The old model of kids’ sports was loosely organized fun, with kids playing multiple sports throughout the year and less direct involvement from adults, such as street hockey games and pick-up basketball. But those bygone days, Dr. Brenner noted wistfully, have been replaced with a different paradigm today: Children specialize in a single sport very early, and parents and coaches are the driving forces behind their involvement.

Today’s culture of very early sports specialization and college recruitment increases pressure on parents and young athletes to play year-round on multiple teams to stay on the radar of scouts and colleges. And this specialization has expanded to younger and younger ages, with 7-year-olds participating in travel leagues and national rankings of children in their sport as early as sixth grade.

“We should not be ranking kids in middle school or even in early high school,” Dr. Brenner said to wide applause. “We should allow kids to develop in a low-pressure, healthy system before we do that.”

The effects of high pressure have potentially lifelong ramifications. By the time children are 13 years old, 70% have dropped out of organized sports, Dr. Brenner said, and injuries from overuse account for more than half of all sports-related injuries in youth.

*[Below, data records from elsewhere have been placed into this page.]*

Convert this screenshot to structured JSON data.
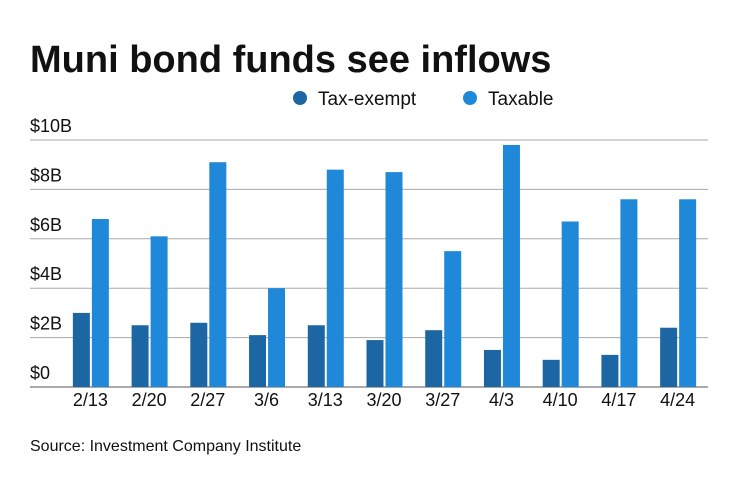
{
  "chart_data": {
    "type": "bar",
    "title": "Muni bond funds see inflows",
    "source": "Source: Investment Company Institute",
    "categories": [
      "2/13",
      "2/20",
      "2/27",
      "3/6",
      "3/13",
      "3/20",
      "3/27",
      "4/3",
      "4/10",
      "4/17",
      "4/24"
    ],
    "series": [
      {
        "name": "Tax-exempt",
        "color": "#1c67a3",
        "values": [
          3.0,
          2.5,
          2.6,
          2.1,
          2.5,
          1.9,
          2.3,
          1.5,
          1.1,
          1.3,
          2.4
        ]
      },
      {
        "name": "Taxable",
        "color": "#1f88d9",
        "values": [
          6.8,
          6.1,
          9.1,
          4.0,
          8.8,
          8.7,
          5.5,
          9.8,
          6.7,
          7.6,
          7.6
        ]
      }
    ],
    "ylim": [
      0,
      10
    ],
    "yticks": [
      {
        "value": 0,
        "label": "$0"
      },
      {
        "value": 2,
        "label": "$2B"
      },
      {
        "value": 4,
        "label": "$4B"
      },
      {
        "value": 6,
        "label": "$6B"
      },
      {
        "value": 8,
        "label": "$8B"
      },
      {
        "value": 10,
        "label": "$10B"
      }
    ],
    "grid": true
  }
}
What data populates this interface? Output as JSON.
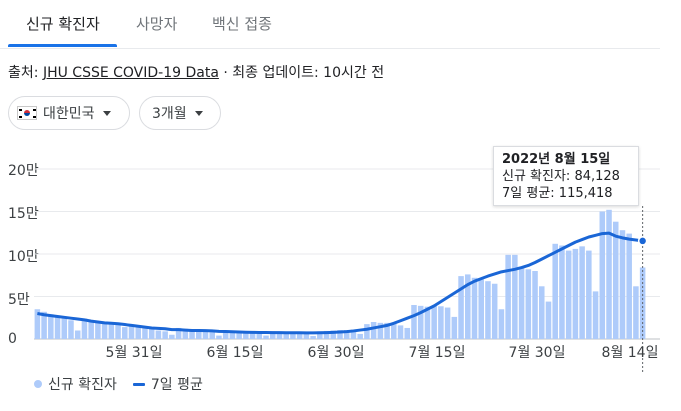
{
  "tabs": [
    "신규 확진자",
    "사망자",
    "백신 접종"
  ],
  "source": {
    "prefix": "출처: ",
    "link": "JHU CSSE COVID-19 Data",
    "suffix": " · 최종 업데이트: 10시간 전"
  },
  "filters": {
    "country": "대한민국",
    "period": "3개월"
  },
  "tooltip": {
    "date": "2022년 8월 15일",
    "cases_line": "신규 확진자: 84,128",
    "avg_line": "7일 평균: 115,418"
  },
  "legend": {
    "bars": "신규 확진자",
    "line": "7일 평균"
  },
  "colors": {
    "bar": "#aecbfa",
    "line": "#1a66d6",
    "accent": "#1a73e8"
  },
  "icons": {
    "country": "south-korea-flag-icon",
    "dropdown": "caret-down-icon"
  },
  "chart_data": {
    "type": "bar",
    "y_tick_labels": [
      "0",
      "5만",
      "10만",
      "15만",
      "20만"
    ],
    "ylim": [
      0,
      200000
    ],
    "x_tick_labels": [
      "5월 31일",
      "6월 15일",
      "6월 30일",
      "7월 15일",
      "7월 30일",
      "8월 14일"
    ],
    "x_start_date": "2022-05-17",
    "x": [
      "05-17",
      "05-18",
      "05-19",
      "05-20",
      "05-21",
      "05-22",
      "05-23",
      "05-24",
      "05-25",
      "05-26",
      "05-27",
      "05-28",
      "05-29",
      "05-30",
      "05-31",
      "06-01",
      "06-02",
      "06-03",
      "06-04",
      "06-05",
      "06-06",
      "06-07",
      "06-08",
      "06-09",
      "06-10",
      "06-11",
      "06-12",
      "06-13",
      "06-14",
      "06-15",
      "06-16",
      "06-17",
      "06-18",
      "06-19",
      "06-20",
      "06-21",
      "06-22",
      "06-23",
      "06-24",
      "06-25",
      "06-26",
      "06-27",
      "06-28",
      "06-29",
      "06-30",
      "07-01",
      "07-02",
      "07-03",
      "07-04",
      "07-05",
      "07-06",
      "07-07",
      "07-08",
      "07-09",
      "07-10",
      "07-11",
      "07-12",
      "07-13",
      "07-14",
      "07-15",
      "07-16",
      "07-17",
      "07-18",
      "07-19",
      "07-20",
      "07-21",
      "07-22",
      "07-23",
      "07-24",
      "07-25",
      "07-26",
      "07-27",
      "07-28",
      "07-29",
      "07-30",
      "07-31",
      "08-01",
      "08-02",
      "08-03",
      "08-04",
      "08-05",
      "08-06",
      "08-07",
      "08-08",
      "08-09",
      "08-10",
      "08-11",
      "08-12",
      "08-13",
      "08-14",
      "08-15"
    ],
    "series": [
      {
        "name": "신규 확진자",
        "type": "bar",
        "values": [
          35000,
          32000,
          29000,
          26000,
          25000,
          22000,
          10000,
          24000,
          22000,
          21000,
          19000,
          18000,
          17000,
          14000,
          15000,
          13500,
          13000,
          12000,
          10000,
          9000,
          5000,
          13000,
          12000,
          11000,
          10500,
          10000,
          8000,
          4000,
          10000,
          9000,
          8500,
          8000,
          7500,
          6000,
          4000,
          9000,
          8000,
          7500,
          7000,
          7500,
          6000,
          3500,
          9000,
          9500,
          10000,
          10500,
          10500,
          11000,
          6000,
          17500,
          20000,
          19000,
          19000,
          18000,
          16000,
          13000,
          40000,
          39000,
          38000,
          39000,
          38500,
          37000,
          26000,
          74000,
          76000,
          72000,
          70000,
          68000,
          65000,
          35000,
          99000,
          99000,
          85000,
          82000,
          80000,
          62000,
          44000,
          112000,
          110000,
          104000,
          106000,
          109000,
          104000,
          56000,
          150000,
          152000,
          138000,
          128000,
          124000,
          62000,
          84128
        ]
      },
      {
        "name": "7일 평균",
        "type": "line",
        "values": [
          30000,
          28500,
          27500,
          26500,
          25500,
          24500,
          23500,
          22500,
          21000,
          20000,
          19000,
          18500,
          18000,
          17000,
          16000,
          15000,
          14000,
          13000,
          12500,
          12000,
          11000,
          11000,
          10500,
          10000,
          10000,
          9800,
          9500,
          9000,
          8800,
          8500,
          8200,
          8000,
          7800,
          7700,
          7600,
          7500,
          7500,
          7400,
          7300,
          7300,
          7200,
          7200,
          7300,
          7500,
          7800,
          8200,
          8700,
          9500,
          10500,
          11500,
          13000,
          14500,
          16000,
          18500,
          21500,
          24500,
          27500,
          31000,
          35000,
          39000,
          44000,
          49000,
          54000,
          59000,
          64000,
          68000,
          71000,
          74000,
          76500,
          79000,
          80500,
          82000,
          84000,
          86500,
          90000,
          94000,
          98000,
          102000,
          106000,
          110000,
          114000,
          117000,
          120000,
          122000,
          124000,
          124500,
          121000,
          119000,
          117500,
          116500,
          115418
        ]
      }
    ]
  }
}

Yet the alternative – early diversification and late specialization – can really benefit kids, he said. The early specialization paradigm of playing just one sport focuses on deliberate practice and performance from the start. By contrast, early diversification with multiple sports focuses on deliberate play, during which children develop foundational athletic skills. Children who play a variety of sports are more likely to participate for more years – and it meets youth’s more realistic, long-term needs for lifelong physical activity through “fun, variety, and play,” he said.

Dr. Brenner said that just 1% of high school athletes receive any athletic scholarships, and only 3%-11% of high school athletes compete at the college level. The numbers for high school athletes that go on to play at the professional level is, of course, even smaller: 0.03% to 0.5%, depending on the sport.

And the irony is that the goal of early specialization – producing such elite level athletes – is actually better accomplished through playing multiple sports, Dr. Brenner said. Most Division 1 National Collegiate Athletic Association (NCAA) athletes and 90% of National Football League (NFL) first-round picks played multiple sports in high school. So the benefits of waiting until late adolescence to specialize are twofold: a greater likelihood of athletic success, even at elite levels, and minimizing the risks of injury.

Overuse injuries pose serious risks

More than half of sports injuries are from overuse, and a number of factors contribute to those injuries, such as muscle imbalance, playing surfaces, and training errors, Dr. Brenner said. But the biggest contributors are early specialization, playing year-round sports, and playing on multiple teams.